Were you aware that even people who don’t live in the United States are interested in the Kindle? I was shocked. Ok, well, not that shocked. Lame attempts at humor aside, Amazon has just opened up a localized Kindle store for German readers. While this is a mixed blessing, which I’ll get into in a moment, the fact that more countries are getting their own Kindle stores is always going to be good news for the residents thereof.
The roll-out for the German store seems to have gone fairly smoothly. Where before the only way to get a Kindle in Germany was to order through the US Amazon store, it is now available directly through Amazon.de and ties into the associated Amazon.de user account. Customers can already choose from over 650,000 titles (including 71 of 100 Spiegel bestsellers according to the press release), thousands of self published German authors using the Kindle Direct Publishing service, and a good selection of popular international and German magazines and newspapers. All of this is available to users of both the Kindle eReader itself and the Kindle app family, including the PC, Mac, iOS, and Android programs.
All in all, great news for fans of the Kindle outside the US. Who hasn’t heard of the complications facing people who try to import their eReader into an unsupported area, right? The only people who are going to end up with real problems are those who wanted one badly enough to go out of their way and grab a US release. These “early adopters” are likely to find themselves in the unpleasant position of having to choose between the books they have already acquired through Amazon and the benefits provided by the new store. As many UK customers can attest, digital rights management in an international environment can create problems from differing availability and pricing to seemingly arbitrary exclusivity issues. It is to be hoped that the worst of this will be avoided in this case since the Amazon.de Kindle Store is catering more specifically to German-language eBook options than the US store has so far and as such will experience minimal overlap, so maybe this won’t be quite as noticeable as the US/UK divide seems to be?

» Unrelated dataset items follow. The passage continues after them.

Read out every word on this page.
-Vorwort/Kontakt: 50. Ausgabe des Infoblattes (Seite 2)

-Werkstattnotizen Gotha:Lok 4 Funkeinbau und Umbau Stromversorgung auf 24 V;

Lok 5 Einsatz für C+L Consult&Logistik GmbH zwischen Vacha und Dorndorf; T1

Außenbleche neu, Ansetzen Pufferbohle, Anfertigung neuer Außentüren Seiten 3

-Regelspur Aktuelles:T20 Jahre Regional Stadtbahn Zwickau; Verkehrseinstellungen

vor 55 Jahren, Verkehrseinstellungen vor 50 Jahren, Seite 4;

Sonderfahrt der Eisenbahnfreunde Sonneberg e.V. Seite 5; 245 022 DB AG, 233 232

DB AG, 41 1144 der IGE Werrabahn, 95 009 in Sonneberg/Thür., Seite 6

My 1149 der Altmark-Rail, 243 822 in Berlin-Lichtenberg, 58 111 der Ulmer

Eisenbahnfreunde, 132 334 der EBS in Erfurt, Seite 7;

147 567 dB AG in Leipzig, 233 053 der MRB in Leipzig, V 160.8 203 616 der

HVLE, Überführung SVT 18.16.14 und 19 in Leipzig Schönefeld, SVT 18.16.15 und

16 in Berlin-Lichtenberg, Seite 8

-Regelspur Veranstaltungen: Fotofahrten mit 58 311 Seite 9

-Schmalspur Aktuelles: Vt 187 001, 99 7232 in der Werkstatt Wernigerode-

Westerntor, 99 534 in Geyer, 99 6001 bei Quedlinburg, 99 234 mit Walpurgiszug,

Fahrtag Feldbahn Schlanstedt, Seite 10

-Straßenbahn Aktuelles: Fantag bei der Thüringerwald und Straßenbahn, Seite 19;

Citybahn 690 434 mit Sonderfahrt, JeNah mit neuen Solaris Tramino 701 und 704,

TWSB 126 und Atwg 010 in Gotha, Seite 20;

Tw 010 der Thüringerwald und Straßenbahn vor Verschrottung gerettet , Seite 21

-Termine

The question this inevitably seems to lead to is whether or not this sort of thing will lead to a true localization of hardware to go along with the international store presence. At the moment German customers will still receive Kindles with English keyboards and interfaces, and the same sort of issue seems to be present in the menus for the app selection as well. Whether the Kindle line makes the move to Android, as many have thought likely, or they simply keep going on the existing modified Linux build, it would seem to be both fairly simple and a good idea to make the software as accessible to everybody as possible. That just leaves modifying the keyboard which would, admittedly, likely cause problems with the whole form factor production. A great deal seems like it depends on the success of this and other new stores.